Rencontre avec EPAD

Un peu plus qu'une simple rencontre

Avec le recul, si l'on devait résumer en un seul mot notre séjour à Niamey et surtout nos relations avec les membres de l'ONG EPAD ( Ecole Parrainage et Actions de Développement de base), cela serait « Wooooosh », un peu comme le bruit que fait le flash d'un appareil photo qui tente de figer en un instant une vingtaine de jours qui sont passés trop vite. 20 jours pendant lesquels les liens qui ses sont noués dès les 1ers instants et se sont resserrés jusqu'à notre départ. Le moins que l'on puisse dire c'est que nous nous sommes sentis très bien au siège de EPAD, un peu comme si nous avions trouvé une petite famille au Niger, avec le patriarche, les tontons, les tatans, les frères et sœurs. Les membres de la jeune ONG tout aussi sympas les uns que les autres (à croire que c'est la marque de fabrique) nous ont vraiment intégrés et étions considérés un peu comme des membres à part entière de l'équipe.

Petite revue d'effectifs. Il y a : Bakissa, la charmante comptable, toujours souriante et de bonne humeur malgré les nombreuses heures de présence et des journées interminables, Azumi le gardien à la voix étrange qui prend soin de la maison, Daouda le jeune informaticien, avec qui nous avons eu les premiers échanges mails, très bavard et débordant d'enthousiasme, Moustapha le responsable des parrainages et « chauffeur », plus discret, toujours très classe et prêt à vous rendre service (il aura dormi sur le canapé du secrétariat pour nous emmener à 3h du matin à la gare routière le jour de notre départ), et puis Moussah SIDIKOU, « Monsieur le coordinateur » (tout le monde l'appelle coordinateur et nous en ferons de même), qui donne à toute l'équipe une dynamique effrénée et un rythme soutenu. Personnage atypique qui n'a pas la langue dans sa poche, de haute stature et toujours impeccablement vêtu. Les 1ères impressions sont parfois trompeuses et sous ses airs de businessman impitoyable, c'est en fait un homme d'une incroyable humanité que nous avons découvert au fil des jours. Faisant preuve d'une très grande abnégation, il possède un sens aigu du devoir, de l'écoute et une volonté inébranlable à faire le bien pour son prochain. Toujours dans une énergie débordante qui semble inépuisable. Les journées sont longues pour le coordinateur et il n'y pas souvent de week-end et de jours fériés. Il tire toute l'équipe vers le haut allant toujours plus en avant malgré la fatigue parfois générale.
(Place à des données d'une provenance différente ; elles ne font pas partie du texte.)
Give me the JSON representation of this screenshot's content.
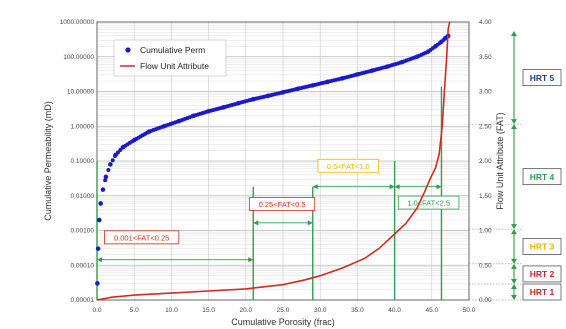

Le plus impressionnant est sans doute sa connaissance des dossiers et du pays en général, allant de la structure organisationnelle des programmes ministériels, nationaux et internationaux, aux aspirations des gens les plus humbles avec qui il a la conversation facile. Il se sent aussi à l'aise dans les hautes sphères de la société du Niger qu'en pleine brousse au milieu des pépiniéristes ou des orpailleurs, engageant la conversation d'égal à égal avec n'importe lequel d'entre eux. . . .

EPAD est une jeune ONG, à peine plus d'un an d'existence (elle a été crée le même jour que Au Rythme de l'Afrique). Mais comme on aime à le rappeler ici « la qualité et la maturité n'attendent pas le nombre d'années ». Et EPAD a déjà quelques projets exemplaires à son actif dans la lutte contre l'exploitation et le trafic des enfants. Des sujets souvent difficiles mais qui ne semblent pas entamer la bonne humeur des membres mais plutôt transcender la volonté de l'équipe.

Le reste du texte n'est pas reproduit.